Welcome to the 62nd edition of Git Rev News, a digest of all things Git. For our goals, the archives, the way we work, and how to contribute or to subscribe, see the Git Rev News page on git.github.io.
This edition covers what happened during the month of March 2020.
Happy birthday to all of us ;-)
On April 7, Junio Hamano, the Git maintainer, sent a happy birthday message to the mailing list to celebrate that “it was today 15 years ago that Linus announced the availability of the first tarball of Git”.
Junio thanked the contributors and everyone in the ecosystem, including people from the Software Freedom Conservancy and employers of contributors.
His email ended with “Thanks all, and let’s look forward to see the next 15 years be as wonderful years for Git as the past 15 years ;-)”
A number of people replied especially thanking Junio for his work as the maintainer of the project. Edward Thomson, who is a maintainer of libgit2, also thanked everyone, on behalf of libgit2.
Let’s all also thank Junio, Linus and every contributor in the Git ecosystem!
Regression in v2.26.0-rc0 and Magit
Jean-Noël Avila reported to the mailing list that git version 2.26.0-rc0 segfaulted under Magit with auto-revert enabled.
Magit is a popular Emacs interface to Git, and the auto-revert mode lets Emacs revert files that have changed on disk when a Git command has been run outside of Emacs.
Jean-Noël had bisected the issue to a commit that was improving the error message which Git issues when it dies due to processing a path outside the repository. This commit though didn’t consider the case of a bare repo which triggered the segfault.
Jonathan Nieder replied that the bug was fixed by another commit by Emily Shaffer that had not yet made it to the master branch. He asked Junio Hamano, the Git maintainer, if the commit could be fast-tracked, and Emily if she could add a test to her commit.
Junio replied suggesting that a few tests should be added, and that there were a few days left before v2.26.0-rc2 to add them. The next day though Junio replied to himself with a patch adding the tests and asking for comments.
Jonathan Nieder reviewed Junio’s tests adding his “Reviewed-by:”, and said that Emily was out of office so they were well timed.
Junio replied to himself again discussing one test he wrote that
tested that both git log -- ..
and git ls-files -- ..
fail when
the current working directory is the .git
directory.
He wondered why, if “.” instead of “..” is used in the above
commands, Git should behave as if the current working directory was
the top-level of the working tree instead of .git
, and why Magit
is expecting cd .git && git ls-files ..
to show the entire working
tree.
Kyle Meyer replied to Junio that internally Magit’s call which
triggered the bug is running git ls-files
from .git
to ask
whether the file used to edit a commit message is actually tracked,
as it makes no distinction between files in .git and in the working
tree. He said that he would propose a change in Magit to improve
this.
Gábor Szeder also replied to Junio’s patch suggesting a small improvement in the tests which Junio accepted sending an improved patch.

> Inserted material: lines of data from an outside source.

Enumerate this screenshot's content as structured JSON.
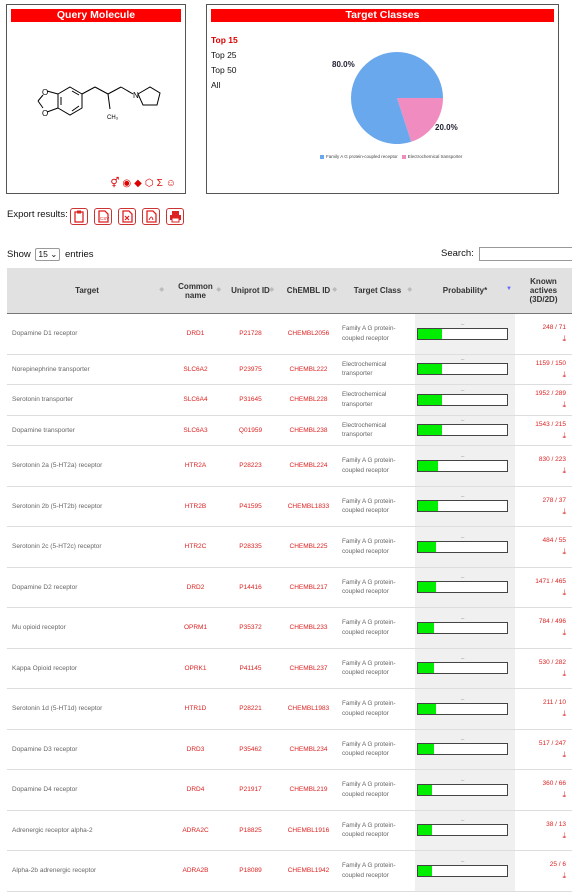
{
  "query": {
    "title": "Query Molecule",
    "icons": [
      "gender-icon",
      "target-icon",
      "pill-icon",
      "hexagon-icon",
      "sigma-icon",
      "smiley-icon"
    ],
    "icon_glyphs": [
      "⚥",
      "◉",
      "◆",
      "⬡",
      "Σ",
      "☺"
    ]
  },
  "targets_panel": {
    "title": "Target Classes",
    "options": [
      "Top 15",
      "Top 25",
      "Top 50",
      "All"
    ],
    "selected": "Top 15",
    "pie": [
      {
        "label": "Family A G protein-coupled receptor",
        "value": 80.0,
        "color": "#6aa8ee",
        "pct_label": "80.0%"
      },
      {
        "label": "Electrochemical transporter",
        "value": 20.0,
        "color": "#f08cc0",
        "pct_label": "20.0%"
      }
    ]
  },
  "export": {
    "label": "Export results:",
    "buttons": [
      "clipboard-icon",
      "csv-icon",
      "excel-icon",
      "pdf-icon",
      "print-icon"
    ]
  },
  "controls": {
    "show": "Show",
    "length": "15",
    "entries": "entries",
    "search": "Search:"
  },
  "headers": {
    "target": "Target",
    "common": "Common name",
    "uniprot": "Uniprot ID",
    "chembl": "ChEMBL ID",
    "class": "Target Class",
    "prob": "Probability*",
    "actives": "Known actives (3D/2D)"
  },
  "rows": [
    {
      "target": "Dopamine D1 receptor",
      "common": "DRD1",
      "uniprot": "P21728",
      "chembl": "CHEMBL2056",
      "cls": "Family A G protein-coupled receptor",
      "prob": 0.27,
      "actives": "248 / 71"
    },
    {
      "target": "Norepinephrine transporter",
      "common": "SLC6A2",
      "uniprot": "P23975",
      "chembl": "CHEMBL222",
      "cls": "Electrochemical transporter",
      "prob": 0.27,
      "actives": "1159 / 150"
    },
    {
      "target": "Serotonin transporter",
      "common": "SLC6A4",
      "uniprot": "P31645",
      "chembl": "CHEMBL228",
      "cls": "Electrochemical transporter",
      "prob": 0.27,
      "actives": "1952 / 289"
    },
    {
      "target": "Dopamine transporter",
      "common": "SLC6A3",
      "uniprot": "Q01959",
      "chembl": "CHEMBL238",
      "cls": "Electrochemical transporter",
      "prob": 0.27,
      "actives": "1543 / 215"
    },
    {
      "target": "Serotonin 2a (5-HT2a) receptor",
      "common": "HTR2A",
      "uniprot": "P28223",
      "chembl": "CHEMBL224",
      "cls": "Family A G protein-coupled receptor",
      "prob": 0.22,
      "actives": "830 / 223"
    },
    {
      "target": "Serotonin 2b (5-HT2b) receptor",
      "common": "HTR2B",
      "uniprot": "P41595",
      "chembl": "CHEMBL1833",
      "cls": "Family A G protein-coupled receptor",
      "prob": 0.22,
      "actives": "278 / 37"
    },
    {
      "target": "Serotonin 2c (5-HT2c) receptor",
      "common": "HTR2C",
      "uniprot": "P28335",
      "chembl": "CHEMBL225",
      "cls": "Family A G protein-coupled receptor",
      "prob": 0.2,
      "actives": "484 / 55"
    },
    {
      "target": "Dopamine D2 receptor",
      "common": "DRD2",
      "uniprot": "P14416",
      "chembl": "CHEMBL217",
      "cls": "Family A G protein-coupled receptor",
      "prob": 0.2,
      "actives": "1471 / 465"
    },
    {
      "target": "Mu opioid receptor",
      "common": "OPRM1",
      "uniprot": "P35372",
      "chembl": "CHEMBL233",
      "cls": "Family A G protein-coupled receptor",
      "prob": 0.18,
      "actives": "784 / 496"
    },
    {
      "target": "Kappa Opioid receptor",
      "common": "OPRK1",
      "uniprot": "P41145",
      "chembl": "CHEMBL237",
      "cls": "Family A G protein-coupled receptor",
      "prob": 0.18,
      "actives": "530 / 282"
    },
    {
      "target": "Serotonin 1d (5-HT1d) receptor",
      "common": "HTR1D",
      "uniprot": "P28221",
      "chembl": "CHEMBL1983",
      "cls": "Family A G protein-coupled receptor",
      "prob": 0.2,
      "actives": "211 / 10"
    },
    {
      "target": "Dopamine D3 receptor",
      "common": "DRD3",
      "uniprot": "P35462",
      "chembl": "CHEMBL234",
      "cls": "Family A G protein-coupled receptor",
      "prob": 0.18,
      "actives": "517 / 247"
    },
    {
      "target": "Dopamine D4 receptor",
      "common": "DRD4",
      "uniprot": "P21917",
      "chembl": "CHEMBL219",
      "cls": "Family A G protein-coupled receptor",
      "prob": 0.16,
      "actives": "360 / 66"
    },
    {
      "target": "Adrenergic receptor alpha-2",
      "common": "ADRA2C",
      "uniprot": "P18825",
      "chembl": "CHEMBL1916",
      "cls": "Family A G protein-coupled receptor",
      "prob": 0.16,
      "actives": "38 / 13"
    },
    {
      "target": "Alpha-2b adrenergic receptor",
      "common": "ADRA2B",
      "uniprot": "P18089",
      "chembl": "CHEMBL1942",
      "cls": "Family A G protein-coupled receptor",
      "prob": 0.16,
      "actives": "25 / 6"
    }
  ]
}
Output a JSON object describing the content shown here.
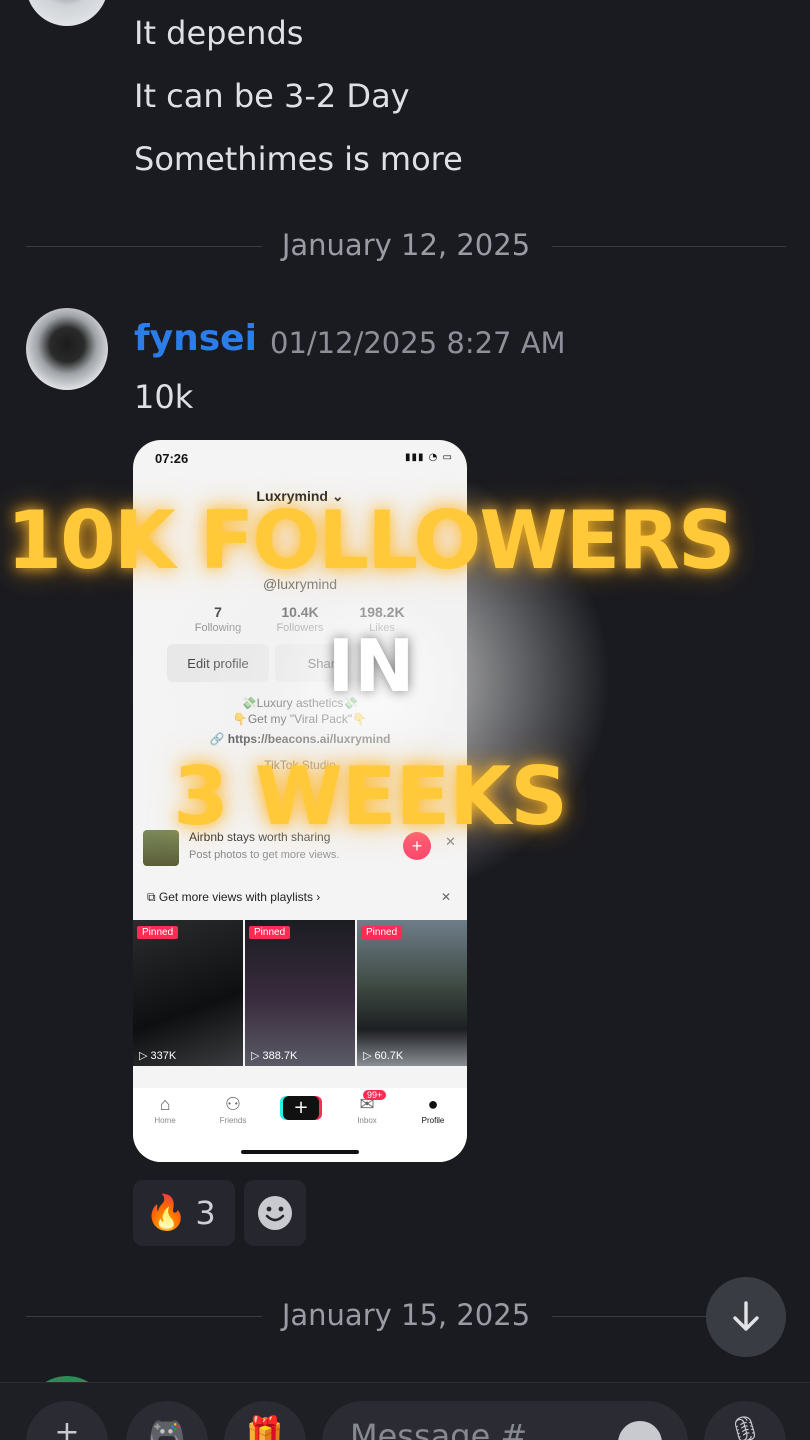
{
  "previous_message": {
    "lines": [
      "It depends",
      "It can be 3-2 Day",
      "Somethimes is more"
    ]
  },
  "date_dividers": [
    "January 12, 2025",
    "January 15, 2025"
  ],
  "message": {
    "username": "fynsei",
    "timestamp": "01/12/2025 8:27 AM",
    "text": "10k"
  },
  "attachment": {
    "status_time": "07:26",
    "status_icons": "▮▮▮ ◔ ▭",
    "account_name": "Luxrymind ⌄",
    "handle": "@luxrymind",
    "stats": [
      {
        "value": "7",
        "label": "Following"
      },
      {
        "value": "10.4K",
        "label": "Followers"
      },
      {
        "value": "198.2K",
        "label": "Likes"
      }
    ],
    "buttons": [
      "Edit profile",
      "Share"
    ],
    "bio": [
      "💸Luxury asthetics💸",
      "👇Get my \"Viral Pack\"👇",
      "🔗 https://beacons.ai/luxrymind",
      "TikTok Studio"
    ],
    "card": {
      "title": "Airbnb stays worth sharing",
      "subtitle": "Post photos to get more views.",
      "close": "✕",
      "plus": "+"
    },
    "playlist": "⧉ Get more views with playlists ›",
    "playlist_close": "✕",
    "tiles": [
      {
        "pinned": "Pinned",
        "views": "▷ 337K"
      },
      {
        "pinned": "Pinned",
        "views": "▷ 388.7K"
      },
      {
        "pinned": "Pinned",
        "views": "▷ 60.7K"
      }
    ],
    "nav": [
      {
        "icon": "⌂",
        "label": "Home"
      },
      {
        "icon": "⚇",
        "label": "Friends"
      },
      {
        "icon": "✉",
        "label": "Inbox"
      },
      {
        "icon": "●",
        "label": "Profile"
      }
    ],
    "nav_add": "+",
    "inbox_badge": "99+"
  },
  "overlay_text": {
    "line1": "10K FOLLOWERS",
    "line2": "IN",
    "line3": "3 WEEKS"
  },
  "reactions": [
    {
      "emoji": "🔥",
      "count": "3"
    }
  ],
  "composer": {
    "placeholder": "Message #"
  }
}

The fix with Emily’s code and Junio’s tests was then merged into v2.26.0-rc2.
Who are you and what do you do?
I’ve been an open-source hacker since long before that term was coined. Back around the turn of the century I wrote “The Cathedral and the Bazaar”, which helped reinvent the movement and gained it mainstream acceptance. I’m also the author of “The Art of Unix Programming”. More recently I’ve headed the GPSD and NTPsec projects. My most Git-relevant work is reposugeon.
You’ve recently gifted us with an article about reposurgeon on Git Rev News edition 60, is there something you would like to add about reposurgeon, its history, or the article?
Probably the most interesting additional thing I can say is that I discovered a fundamental strategy for designing good DSLs (Domain-Specific Languages) while working on reposurgeon.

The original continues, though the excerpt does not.